I woke up dismorning and layed there. I woke up at 3am and didnt have to wake up for another 3 hours. I sat there thinking of how pethetic I was. wasting away. I thought about how I hated my life. How all my friends and everyone else is now a blur. Everyone I have ever gotten close to is now going away thanks to me not wanting to be with them. I started to cry as I though about me being bisexual. How I was nothing but under my parents expectations. Of course they dont know tears me apart. I wear a mask everyday. Everyday I pretend to be. To be me. Why I am this way I sobbed away asking nobuddy. because I was alone. Like always.
Then my dad finally came in my room to "wake me up" and after lying there for another ten minutes I got up and went in the shower. I sat there letting the hot water run down my big body. The I sat down. I sat there thinking again. Thinking about not going to school. I was in the shower for nearly an hour, then I got out. I was probly 45 minutes late for fisrt hour. Shit who cared. I finally got to school around 8 and went to my second hour. I was in there for probly 3 minutes after the bell when I got called down to the office by my most hated assistant principal.
I waited 15 more minutes. He finally gets the balls to call me in and was like your on the verge of being put on truency and having your credits taken away from you this semester. I was so fucking ferious. Before I could say anything he started dialing the numbers and was calling my mom. He made sure to put it on speaker phone so I could hear her response. He told me that one. He told her that and she sounded as if she wanted to cry. then she explained to him while off speakerphone that I was depressed. I was even more enraged. I dont know if I was more mad at her for telling him or more mad at him for being a dick. I stormed out of his office to my second hour.

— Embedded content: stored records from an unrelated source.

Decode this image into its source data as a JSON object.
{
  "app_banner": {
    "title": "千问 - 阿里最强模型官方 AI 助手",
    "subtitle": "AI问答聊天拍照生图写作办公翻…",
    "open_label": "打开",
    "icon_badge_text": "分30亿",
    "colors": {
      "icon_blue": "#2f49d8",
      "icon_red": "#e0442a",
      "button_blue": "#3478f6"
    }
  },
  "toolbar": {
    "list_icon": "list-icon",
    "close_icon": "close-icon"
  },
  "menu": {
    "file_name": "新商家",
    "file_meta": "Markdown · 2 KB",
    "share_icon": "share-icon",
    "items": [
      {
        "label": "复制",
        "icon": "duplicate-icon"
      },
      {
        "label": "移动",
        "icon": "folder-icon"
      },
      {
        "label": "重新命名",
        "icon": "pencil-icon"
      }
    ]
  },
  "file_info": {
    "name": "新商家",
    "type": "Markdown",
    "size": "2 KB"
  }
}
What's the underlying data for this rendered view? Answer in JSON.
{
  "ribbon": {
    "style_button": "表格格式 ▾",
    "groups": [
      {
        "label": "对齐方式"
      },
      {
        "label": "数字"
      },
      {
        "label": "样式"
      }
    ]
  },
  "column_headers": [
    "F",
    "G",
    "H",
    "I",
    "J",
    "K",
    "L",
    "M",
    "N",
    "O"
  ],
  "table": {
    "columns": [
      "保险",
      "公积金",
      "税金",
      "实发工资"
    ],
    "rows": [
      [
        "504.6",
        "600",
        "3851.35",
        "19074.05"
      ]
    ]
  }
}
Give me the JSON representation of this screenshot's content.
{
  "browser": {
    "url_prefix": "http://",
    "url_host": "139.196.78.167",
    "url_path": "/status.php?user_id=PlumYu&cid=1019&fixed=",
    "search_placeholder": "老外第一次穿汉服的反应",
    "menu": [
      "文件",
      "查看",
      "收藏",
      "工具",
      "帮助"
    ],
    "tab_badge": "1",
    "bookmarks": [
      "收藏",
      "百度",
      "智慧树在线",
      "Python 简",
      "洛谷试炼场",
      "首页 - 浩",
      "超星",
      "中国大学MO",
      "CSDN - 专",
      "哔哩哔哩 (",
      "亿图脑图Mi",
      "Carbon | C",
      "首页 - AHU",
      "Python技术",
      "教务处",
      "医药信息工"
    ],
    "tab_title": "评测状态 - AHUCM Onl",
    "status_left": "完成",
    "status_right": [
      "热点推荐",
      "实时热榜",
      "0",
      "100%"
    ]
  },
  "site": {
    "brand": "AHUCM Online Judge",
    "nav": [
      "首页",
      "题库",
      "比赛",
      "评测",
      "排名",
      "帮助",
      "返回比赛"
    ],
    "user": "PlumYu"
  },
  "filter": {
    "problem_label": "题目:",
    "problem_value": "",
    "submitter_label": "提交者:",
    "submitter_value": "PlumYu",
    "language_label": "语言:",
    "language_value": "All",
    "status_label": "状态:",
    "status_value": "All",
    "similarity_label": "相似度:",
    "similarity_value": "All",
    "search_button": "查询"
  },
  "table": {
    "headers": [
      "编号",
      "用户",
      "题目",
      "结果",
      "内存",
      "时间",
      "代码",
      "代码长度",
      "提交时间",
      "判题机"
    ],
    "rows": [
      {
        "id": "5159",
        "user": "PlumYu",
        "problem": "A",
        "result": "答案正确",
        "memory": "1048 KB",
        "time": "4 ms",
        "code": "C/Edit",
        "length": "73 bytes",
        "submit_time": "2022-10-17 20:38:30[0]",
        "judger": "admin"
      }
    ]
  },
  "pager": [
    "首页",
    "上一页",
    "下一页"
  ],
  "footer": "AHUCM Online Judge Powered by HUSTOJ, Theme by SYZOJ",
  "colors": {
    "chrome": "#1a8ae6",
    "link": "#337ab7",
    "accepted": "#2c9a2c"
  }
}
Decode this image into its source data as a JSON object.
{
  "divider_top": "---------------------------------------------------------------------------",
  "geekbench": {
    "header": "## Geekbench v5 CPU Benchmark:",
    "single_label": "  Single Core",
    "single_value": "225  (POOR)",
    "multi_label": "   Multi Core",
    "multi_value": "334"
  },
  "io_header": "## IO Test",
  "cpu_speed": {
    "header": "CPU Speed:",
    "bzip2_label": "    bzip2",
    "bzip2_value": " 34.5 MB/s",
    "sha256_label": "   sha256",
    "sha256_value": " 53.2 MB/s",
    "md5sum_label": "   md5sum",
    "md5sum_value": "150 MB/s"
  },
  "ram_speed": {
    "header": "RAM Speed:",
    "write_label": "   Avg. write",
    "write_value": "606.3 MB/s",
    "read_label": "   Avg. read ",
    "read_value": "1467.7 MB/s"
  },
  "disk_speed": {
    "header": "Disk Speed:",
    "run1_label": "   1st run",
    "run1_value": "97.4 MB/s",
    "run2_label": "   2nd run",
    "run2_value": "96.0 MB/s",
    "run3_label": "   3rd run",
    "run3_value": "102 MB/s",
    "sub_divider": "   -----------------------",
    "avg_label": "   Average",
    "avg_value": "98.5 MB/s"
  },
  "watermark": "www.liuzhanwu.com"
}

The rest of the day at school was real shitty. I was getting text messeges all day from my mom and dad about disapoitment. thenmy dads was like when you get off of school I will be home to "talk" to you. My mom drives a semi truck so shes onlyhome on the weekends. So I get home and sure enough he was there.
After getting my alone he took me to his truck and we went to the bank and to a little hole in the wall reasturaunt to talk. on the way he was sure to include the talk about missing school. We arrived to the place and got a table. I attempted explaining to him how I was depressed and how it was effecting me. I was pissed because almost everything I said had a smartass comment attatched to the end of his thanks to him or him shaking his head in disapoitment.
I got home at 5 and sat in my room till now. I sat here thinking about the people that make me feel better. Right now I have 2 people that i want to be with. Chuck and Jessica. I love them. See its when you know your depressed when yoyou dont enjoy sex or time with them anymore. This depression is ripping me apart alive. and I dont like it. But I like being alone now. I just want to be alone. Is that good?
And I think everyone should watch the video on opression.